The researchers digitized all the old images and used software to look for differences in the shape of the southeast Greenland coastline where the ice meets the Atlantic Ocean. Then they calculated the distance the ice front moved in each time period.
Over the 80 years, two events stand out: glacial retreats from 1933-1934 and 2000-2010. In the 1930s, fewer glaciers were melting than are today, and most of those that were melting were land-terminating glaciers, meaning that they did not contact the sea.
Those that were melting retreated an average of 20 meters per year - the fastest retreating at 374 meters per year. Fifty-five percent of the glaciers in the study had similar or higher retreat rates during the 1930s than they do today.
Still, more glaciers in southeast Greenland are retreating today, and the average ice loss is 50 meters per year. That's because a few glaciers with very fast melting rates - including one retreating at 887 meters per year - boost the overall average.
But to Box, the most interesting part of the study is what happened between the two melting events.
From 1943-1972, southeast Greenland cooled - probably due to sulfur pollution, which reflects sunlight away from the earth.
Sulfur dioxide is a poisonous gas produced by volcanoes and industrial processes. It has been tied to serious health problems and death, and is also the main ingredient in acid rain. Its presence in the atmosphere peaked just after the Clean Air Act was established in 1963. As it was removed from the atmosphere, the earlier warming resumed.
The important point is not that deadly pollution caused the climate to cool, but rather that the brief cooling allowed researchers to see how Greenland ice responded to the changing climate.
The glaciers responded to the cooling more rapidly than researchers had seen in earlier studies.
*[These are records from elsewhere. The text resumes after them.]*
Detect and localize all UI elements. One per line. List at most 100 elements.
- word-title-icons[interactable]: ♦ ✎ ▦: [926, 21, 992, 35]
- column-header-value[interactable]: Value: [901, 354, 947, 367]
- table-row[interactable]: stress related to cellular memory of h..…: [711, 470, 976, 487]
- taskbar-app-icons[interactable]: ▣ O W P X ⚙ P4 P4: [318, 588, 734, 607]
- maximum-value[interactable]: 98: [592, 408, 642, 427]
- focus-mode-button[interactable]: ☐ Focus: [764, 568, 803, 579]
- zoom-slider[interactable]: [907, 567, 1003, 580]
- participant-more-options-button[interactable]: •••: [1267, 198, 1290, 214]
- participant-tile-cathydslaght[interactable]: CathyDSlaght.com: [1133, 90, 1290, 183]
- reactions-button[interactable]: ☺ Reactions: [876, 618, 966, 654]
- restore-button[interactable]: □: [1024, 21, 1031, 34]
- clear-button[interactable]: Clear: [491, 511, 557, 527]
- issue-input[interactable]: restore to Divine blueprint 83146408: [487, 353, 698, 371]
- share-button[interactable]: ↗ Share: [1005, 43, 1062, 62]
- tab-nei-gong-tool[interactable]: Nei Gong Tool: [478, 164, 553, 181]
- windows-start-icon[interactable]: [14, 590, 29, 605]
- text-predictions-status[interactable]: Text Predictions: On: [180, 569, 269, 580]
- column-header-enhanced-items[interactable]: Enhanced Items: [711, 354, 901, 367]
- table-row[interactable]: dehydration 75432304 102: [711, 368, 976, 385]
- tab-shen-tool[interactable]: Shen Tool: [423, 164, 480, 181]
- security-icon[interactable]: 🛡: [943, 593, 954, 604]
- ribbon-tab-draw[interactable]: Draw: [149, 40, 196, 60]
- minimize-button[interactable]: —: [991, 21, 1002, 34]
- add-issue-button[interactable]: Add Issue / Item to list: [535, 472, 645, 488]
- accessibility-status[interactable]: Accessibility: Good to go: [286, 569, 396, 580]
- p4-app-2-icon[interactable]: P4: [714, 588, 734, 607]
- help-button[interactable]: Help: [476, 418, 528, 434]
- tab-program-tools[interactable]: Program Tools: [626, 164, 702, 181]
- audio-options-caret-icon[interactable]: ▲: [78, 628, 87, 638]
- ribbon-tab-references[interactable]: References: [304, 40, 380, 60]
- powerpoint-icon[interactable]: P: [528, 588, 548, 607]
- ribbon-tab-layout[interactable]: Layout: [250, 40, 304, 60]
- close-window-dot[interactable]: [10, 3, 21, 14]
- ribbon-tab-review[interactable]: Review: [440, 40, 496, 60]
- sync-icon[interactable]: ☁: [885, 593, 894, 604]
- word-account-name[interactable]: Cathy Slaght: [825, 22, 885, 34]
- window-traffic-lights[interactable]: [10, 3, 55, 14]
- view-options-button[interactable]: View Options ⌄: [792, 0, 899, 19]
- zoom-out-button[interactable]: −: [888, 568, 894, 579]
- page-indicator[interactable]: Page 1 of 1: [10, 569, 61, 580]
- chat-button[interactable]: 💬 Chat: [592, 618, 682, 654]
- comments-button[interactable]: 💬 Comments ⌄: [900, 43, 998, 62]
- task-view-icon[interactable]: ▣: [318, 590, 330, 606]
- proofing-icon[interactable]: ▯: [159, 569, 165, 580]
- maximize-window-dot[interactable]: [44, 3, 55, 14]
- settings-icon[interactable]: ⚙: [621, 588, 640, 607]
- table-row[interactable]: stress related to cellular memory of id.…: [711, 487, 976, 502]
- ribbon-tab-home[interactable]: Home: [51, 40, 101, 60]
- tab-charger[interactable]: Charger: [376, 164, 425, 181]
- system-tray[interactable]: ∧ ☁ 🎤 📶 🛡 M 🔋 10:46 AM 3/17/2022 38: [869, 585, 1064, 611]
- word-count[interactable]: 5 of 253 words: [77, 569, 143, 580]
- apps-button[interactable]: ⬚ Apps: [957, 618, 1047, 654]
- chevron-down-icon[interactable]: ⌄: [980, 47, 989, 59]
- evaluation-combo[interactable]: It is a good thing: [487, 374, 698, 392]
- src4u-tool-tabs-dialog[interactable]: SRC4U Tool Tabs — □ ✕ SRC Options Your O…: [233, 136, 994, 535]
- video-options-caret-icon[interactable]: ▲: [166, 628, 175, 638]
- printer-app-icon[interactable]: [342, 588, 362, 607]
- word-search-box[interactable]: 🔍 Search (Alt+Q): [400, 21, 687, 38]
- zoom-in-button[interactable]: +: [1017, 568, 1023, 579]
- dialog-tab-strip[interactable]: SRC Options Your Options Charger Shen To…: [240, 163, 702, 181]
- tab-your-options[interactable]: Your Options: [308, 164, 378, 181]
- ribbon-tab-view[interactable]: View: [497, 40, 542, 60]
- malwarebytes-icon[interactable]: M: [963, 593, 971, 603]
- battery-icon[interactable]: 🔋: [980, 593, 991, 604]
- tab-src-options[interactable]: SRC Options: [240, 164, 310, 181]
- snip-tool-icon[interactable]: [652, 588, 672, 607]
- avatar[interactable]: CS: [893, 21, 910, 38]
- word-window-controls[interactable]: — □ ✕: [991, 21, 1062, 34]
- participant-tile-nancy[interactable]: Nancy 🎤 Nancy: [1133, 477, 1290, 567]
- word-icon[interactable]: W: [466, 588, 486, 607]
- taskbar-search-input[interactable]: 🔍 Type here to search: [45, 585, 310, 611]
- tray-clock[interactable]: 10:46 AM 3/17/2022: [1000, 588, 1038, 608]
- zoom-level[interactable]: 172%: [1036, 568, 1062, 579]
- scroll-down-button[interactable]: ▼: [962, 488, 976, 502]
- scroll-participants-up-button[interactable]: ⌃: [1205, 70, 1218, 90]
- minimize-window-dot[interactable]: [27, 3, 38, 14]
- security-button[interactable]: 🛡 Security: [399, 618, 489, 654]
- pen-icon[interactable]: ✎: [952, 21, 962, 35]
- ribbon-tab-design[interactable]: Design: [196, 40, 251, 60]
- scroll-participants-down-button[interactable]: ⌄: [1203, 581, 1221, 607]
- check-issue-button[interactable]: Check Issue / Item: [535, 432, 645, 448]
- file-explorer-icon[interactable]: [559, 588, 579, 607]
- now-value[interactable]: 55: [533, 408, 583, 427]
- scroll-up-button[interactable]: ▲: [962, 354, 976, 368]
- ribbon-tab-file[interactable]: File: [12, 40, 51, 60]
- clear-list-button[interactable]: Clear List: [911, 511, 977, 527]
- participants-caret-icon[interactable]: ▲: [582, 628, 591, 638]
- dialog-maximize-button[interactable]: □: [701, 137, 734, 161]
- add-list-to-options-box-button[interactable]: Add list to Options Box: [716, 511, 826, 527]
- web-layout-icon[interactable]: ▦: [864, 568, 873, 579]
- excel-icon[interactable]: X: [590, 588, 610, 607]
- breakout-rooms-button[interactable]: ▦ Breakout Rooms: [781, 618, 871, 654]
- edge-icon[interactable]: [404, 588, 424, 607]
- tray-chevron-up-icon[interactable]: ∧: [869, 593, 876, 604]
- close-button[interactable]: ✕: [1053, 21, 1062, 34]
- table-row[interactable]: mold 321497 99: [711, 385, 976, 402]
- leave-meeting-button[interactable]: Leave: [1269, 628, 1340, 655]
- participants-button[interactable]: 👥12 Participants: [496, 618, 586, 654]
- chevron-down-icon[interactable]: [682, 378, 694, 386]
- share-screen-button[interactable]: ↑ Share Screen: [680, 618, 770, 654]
Sixty percent of the glaciers advanced during that time, while 12 percent were stationary. And now that the warming has resumed, the glacial retreat is dominated by marine-terminating outlet glaciers, the melting of which contributes to sea level rise.
"From these images, we see that the mid-century cooling stabilized the glaciers," Box said. "That suggests that if we want to stabilize today's accelerating ice loss, we need to see a little cooling of our own."
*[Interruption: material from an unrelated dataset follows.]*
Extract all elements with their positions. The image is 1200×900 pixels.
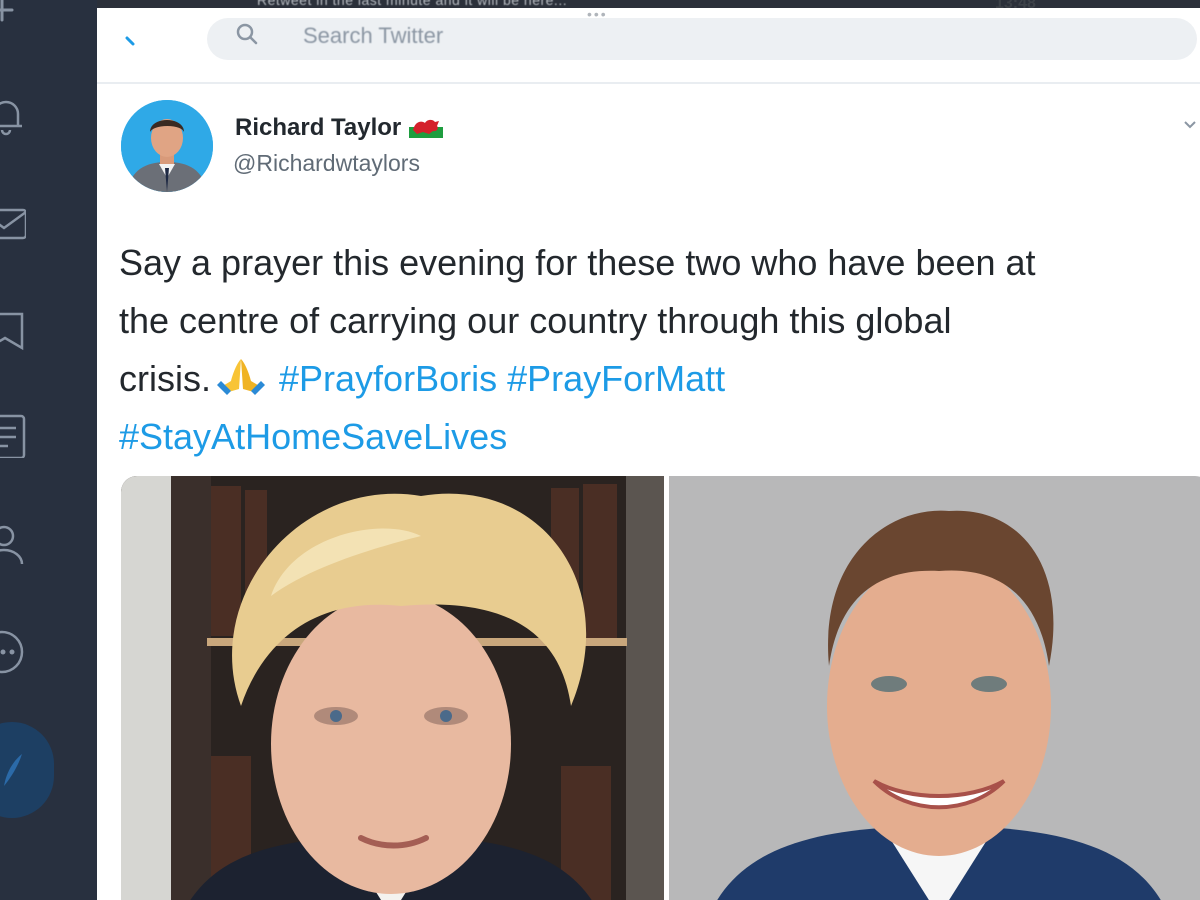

Southeast Greenland is a good place to study the effects of climate change, he explained, because the region is closely tied to air and water circulation patterns in the North Atlantic.
"By far, more storms pass through this region - transporting heat into the Arctic - than anywhere else in the Northern Hemisphere. Climate change brings changes in snowfall and air temperature that compete for influence on a glacier’s net behavior," he said.
Co-authors on the study include Kurt H. Kjær, Niels J. Korsgaard, Kristian K. Kjeldsen, and Svend Funder at the Natural History Museum of Denmark, University of Copenhagen; Shfaqat A. Khan of the National Space Institute, Technical University of Denmark; Camilla S. Andresen of the Department of Marine Geology and Glaciology at the Geological Survey of Denmark and Greenland; and Nicolaj K. Larsen of the Department of Geoscience at Aarhus University.
Photos, satellite images and other data for the study were provided by the National Survey and Cadastre; The Scott Polar Research Institute in the United Kingdom; the Arctic Institute in Denmark; researchers Bea Csatho and Sudhagar Nagarajan of the Geology Department at the University at Buffalo; and the NASA Land Processes Distributed Active Archive Center at the USGS/Earth Resources Observation and Science Center of Sioux Falls, S.D. Andreas Pedersen of the Danish company MapWork wrote the script for the software used in the study.
This work is a part of the RinkProject funded by the Danish Research Council and the Commission for Scientific Research in Greenland.